ホンダはトヨタ・日産が力を入れているSUVやピックアップにそろそろ手を付けようと、新しいコンセプトモデル「SUT」を発表しているが、これはピックアップトラックではないとホンダ自身は言っている。これにはホンダがプラットホームやエンジンを持っていないために、本格派は作れないという面があるためだが、これまでホンダは逆にそれを武器にしてオデッセイ・CR-Vと大ヒットを飛ばしてきただけに侮れない。本格的なピックアップのように見えて、走りや快適性は乗用車となると魅力も出る。ベースはMDX?のようだが、エンジンはV6-3.5Lとなっている。その他には、アコードハイブリッドの発売の発表もあったようだ。それからマツダデミオベースの「MXマイクロスポーツ」を出品した。これも市販できそうなほど完成度が高い。エンジンは2.0LのLF-DE型を搭載しているようだが、このクルマはデミオアクセラの中間を埋めるために今年中に日本でも発売が予定されているようだ。ショーモデルとしてはサイズが3ナンバーになっているが、日本ではワイドなフェンダーが取り外され5ナンバー枠に留まるはず。1.5〜2.0Lエンジンを搭載するだろう。スバルは新型レガシィを出品。そのエンジンは新開発2.5Lターボというのが注目である。アメリカでは大きな排気量の方がウケがいいため、2.5Lにしたのだろう。パワーも控えめな250馬力。日本ではパワーと経済性を考えれば2.0Lで十分。当分レガシィに搭載はないだろうが、フォレスターならば搭載する可能性があるようだ。フォレスターであれば、2.0Lのハイプレッシャーより、大きな排気量のロープレッシャーというエンジンとは性格が合いそう。

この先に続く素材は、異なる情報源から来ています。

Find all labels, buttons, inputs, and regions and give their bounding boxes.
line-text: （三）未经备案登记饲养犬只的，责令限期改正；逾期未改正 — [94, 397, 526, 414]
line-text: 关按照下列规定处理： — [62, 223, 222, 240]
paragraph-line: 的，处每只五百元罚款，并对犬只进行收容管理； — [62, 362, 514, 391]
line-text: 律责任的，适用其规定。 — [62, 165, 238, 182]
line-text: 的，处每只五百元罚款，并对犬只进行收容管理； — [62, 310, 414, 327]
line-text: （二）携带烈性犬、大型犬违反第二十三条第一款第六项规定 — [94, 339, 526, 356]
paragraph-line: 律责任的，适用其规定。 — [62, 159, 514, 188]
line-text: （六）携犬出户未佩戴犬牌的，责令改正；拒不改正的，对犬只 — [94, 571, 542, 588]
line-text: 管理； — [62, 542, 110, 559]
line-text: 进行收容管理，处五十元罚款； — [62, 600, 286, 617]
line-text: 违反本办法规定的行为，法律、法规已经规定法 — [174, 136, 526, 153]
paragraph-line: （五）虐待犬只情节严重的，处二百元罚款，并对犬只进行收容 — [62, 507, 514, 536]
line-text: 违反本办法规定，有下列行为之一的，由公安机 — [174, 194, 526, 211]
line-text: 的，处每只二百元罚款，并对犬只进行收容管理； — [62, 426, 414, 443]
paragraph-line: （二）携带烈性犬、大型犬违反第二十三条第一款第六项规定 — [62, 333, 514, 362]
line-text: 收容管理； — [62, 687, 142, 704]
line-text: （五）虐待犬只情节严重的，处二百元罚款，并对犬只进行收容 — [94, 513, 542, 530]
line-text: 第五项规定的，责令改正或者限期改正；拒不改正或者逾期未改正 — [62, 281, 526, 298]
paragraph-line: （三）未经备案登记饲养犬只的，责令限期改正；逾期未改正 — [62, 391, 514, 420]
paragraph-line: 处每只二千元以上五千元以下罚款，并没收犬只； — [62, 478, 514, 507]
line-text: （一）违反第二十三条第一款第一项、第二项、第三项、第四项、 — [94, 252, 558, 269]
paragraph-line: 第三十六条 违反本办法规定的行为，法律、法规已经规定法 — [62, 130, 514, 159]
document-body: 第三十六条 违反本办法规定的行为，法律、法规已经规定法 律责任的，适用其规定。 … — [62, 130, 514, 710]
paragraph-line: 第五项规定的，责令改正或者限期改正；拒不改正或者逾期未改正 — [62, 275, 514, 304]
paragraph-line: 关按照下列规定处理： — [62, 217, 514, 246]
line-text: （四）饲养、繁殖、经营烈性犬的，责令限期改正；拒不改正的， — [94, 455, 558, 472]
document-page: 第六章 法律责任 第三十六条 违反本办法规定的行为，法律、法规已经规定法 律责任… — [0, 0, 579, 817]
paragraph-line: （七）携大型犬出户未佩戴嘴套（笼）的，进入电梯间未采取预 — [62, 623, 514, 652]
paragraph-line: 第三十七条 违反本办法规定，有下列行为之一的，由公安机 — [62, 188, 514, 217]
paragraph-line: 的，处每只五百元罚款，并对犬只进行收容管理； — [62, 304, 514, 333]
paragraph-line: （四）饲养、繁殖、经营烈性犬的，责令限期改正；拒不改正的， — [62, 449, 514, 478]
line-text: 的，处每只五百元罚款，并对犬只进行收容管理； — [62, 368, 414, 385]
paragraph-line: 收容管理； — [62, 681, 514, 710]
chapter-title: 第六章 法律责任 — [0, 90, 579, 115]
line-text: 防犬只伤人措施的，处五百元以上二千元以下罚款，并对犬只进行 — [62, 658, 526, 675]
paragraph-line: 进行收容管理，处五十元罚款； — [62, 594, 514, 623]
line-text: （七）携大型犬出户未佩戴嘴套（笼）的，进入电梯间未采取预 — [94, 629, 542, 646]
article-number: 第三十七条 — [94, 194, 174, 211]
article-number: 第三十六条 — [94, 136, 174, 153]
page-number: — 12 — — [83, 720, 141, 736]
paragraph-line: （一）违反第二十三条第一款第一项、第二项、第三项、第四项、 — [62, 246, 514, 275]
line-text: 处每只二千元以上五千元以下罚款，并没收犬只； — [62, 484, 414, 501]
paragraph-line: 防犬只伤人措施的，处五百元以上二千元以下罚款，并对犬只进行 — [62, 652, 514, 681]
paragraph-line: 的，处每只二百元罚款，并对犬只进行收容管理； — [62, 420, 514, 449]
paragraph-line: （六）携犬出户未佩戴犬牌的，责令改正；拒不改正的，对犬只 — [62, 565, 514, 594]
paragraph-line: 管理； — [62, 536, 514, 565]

今年もいろいろなクルマが日本でも出てきそうだが、もっとワクワクするクルマが欲しい。トヨタが「サイオンtC」を13ヶ月で開発したとか、最大6ヶ月で新型車を出せるようにするとか、そんな話を聞くと、ピジネスマンはすごいなぁと思っても、クルマ好きとしてはため息が出る(あぁ・・・またつまらないクルマが出てくるのか)ばかり。去年からショールームに行って、じっくり見たい!乗ってみたい!と思うクルマが少なくなった。いちいち見なくてもわかるようなクルマばかり。市場の変化に合わせて色々なクルマを出すのはいいと思う。心変わりの激しい人にはその程度のクルマで十分だろう。でも、その真ん中には「核」となる渾身の1台がないと、どうにもならない。どこのメーカーも少なくとも○○ベースで作りましたと言う「○○」くらいは、本当に熱心に作って欲しいと思う。もう正直スポーティだとか、ヨーロッパとか、都合のいい言葉も個人的には飽き飽きしている。別に特別な物が無くてもいい。何かの真似もいらない。地味でも真面目に作っているなぁとか、本当に開発者の熱意とか情熱が感じられるクルマを私は見たい。それから、外国ばっかり向いてないで、もっと日本のサイズや好みにあわせたモデルを出して欲しい。わがままな意見だろう。自分の欲求しか書いていない。でも、今年はこういうサイトの管理者としてはマズイかもしれないが、改めて一人の「クルマ好き」という原点に戻った視点で見ていきたいなと思う。